传统的碳化硅二极管分为结势垒肖特基二极管和PiN二极管两种。其中,结势垒肖特基二极管具有良好的开启电压和开关特性,没有双极退化效应,适合于高频工作条件,是新一代主流的低损耗功率器件,在牵引系统、智能电网、电动汽车中拥有广阔的应用前景。但是,其反向特性强烈依赖于P+区和N+区的宽度占比。当P+区宽度占比小时,器件泄漏电流增大,击穿电压急剧降低,且浪涌电流能力差;当P+区宽度占比大时,器件正向特性又会受到严重影响。同时,结势垒肖特基二极管中肖特基界面的温度特性较差,导致器件的泄漏电流在高温下急剧增加。

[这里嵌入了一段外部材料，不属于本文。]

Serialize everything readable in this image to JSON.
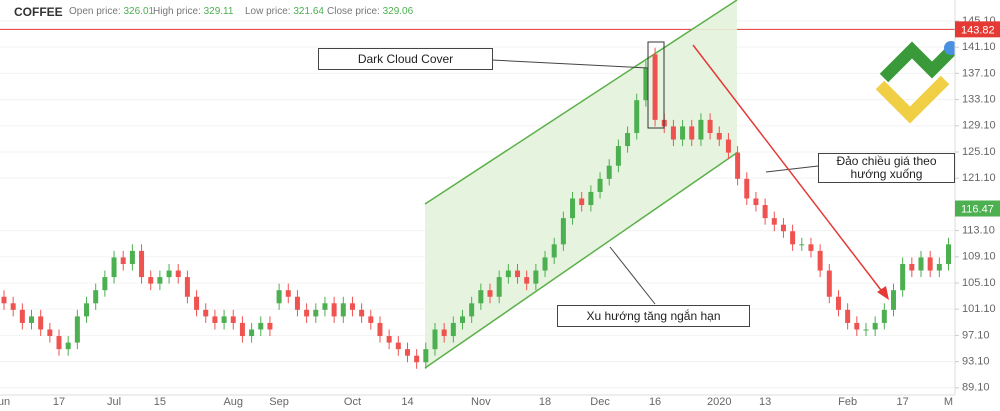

PiN二极管具有良好的温度特性和浪涌电流能力。碳化硅PiN二极管在反向时利用PN结势垒阻断电流,泄漏电流更小。但是其双极导电模式会导致严重的双极退化效应,在器件中形成堆垛层错等缺陷,影响器件正向特性,对器件可靠性带来隐患。同时,由于开启电压高于结势垒肖特基二极管,在一定电流范围内其正向压降更大,导致开态损耗的增加。在关断时,由于少子存储效应,存在较大的反向恢复电流,增加了开关损耗,限制开关频率。因此,PiN二极管在一定情况下的总损耗更高,且存在可靠性问题。
发明内容
为了解决以上问题,本发明的目的是提出一种低导通压降的碳化硅二极管器件及制备方法。由于沟道在反向情况下得到很好的保护,抑制了反向时的漏致势垒降低效应带来的大泄漏电流,因此可以将沟道长度缩短,降低势垒,从而降低正向导通压降。反向情况下,N+源区和P型基区可以很好保护氧化层,降低峰值电场的同时,防止大电场对栅氧可靠性带来的影响。由于器件是单极性器件,因此不具有双极退化效应带来的可靠性问题,无反向恢复电流,适用于高频工作。同时,由于没有使用肖特基接触,其温度特性更好。当器件受到浪涌电流应力的作用时,P型基区和N-漂移区的PN结开启,降低漂移区电阻。由于器件的正向特性取决于沟道注入的载流子浓度,因而可以增加P型基区宽度,增加了正向特性和浪涌电流能力的折中空间。因此,本发明通过引入沟道和利用N+源区与P型基区保护栅氧化层和沟道来实现导通损耗和反向特性的良好折中。在保证器件耐压和无双极退化效应的情况下,保持正向特性和开关特性优势,兼顾温度特性和浪涌电流能力。
为达到上述目的,本发明采用下述技术方案:
一种低导通压降二极管器件,包括背面的阴极金属9、阴极金属9上方的N+衬底8、N+衬底8上方的N-漂移区7;所述N-漂移区7内部的左方是第一P型基区6,所述N-漂移区7内部的右方是第二P型基区61;所述第一P型基区6内部的左方是第一P+源区5;所述第一P+源区5的右方是第一N+源区4;所述第一P+源区5的上方是第一阳极金属3;所述第一阳极金属3内的右下方是第一多晶硅栅2;所述第一多晶硅栅2的右方是第一栅介质1,第一栅介质1的深度与第一阳极金属3一致;所述第二P型基区61内部的右方是第二P+源区51;所述第二P+源区51的左方是第二N+源区41;所述第二P+源区51的上方是第二阳极金属31;所述第二阳极金属31内的左下方是第二多晶硅栅21;所述第二多晶硅栅21的左方是第二栅介质11,第二栅介质11的深度与第二阳极金属31一致;所述第一P型基区6和第一栅介质1的界面为器件的第一沟道;所述第二P型基区61和第二栅介质11的界面为器件的第二沟道。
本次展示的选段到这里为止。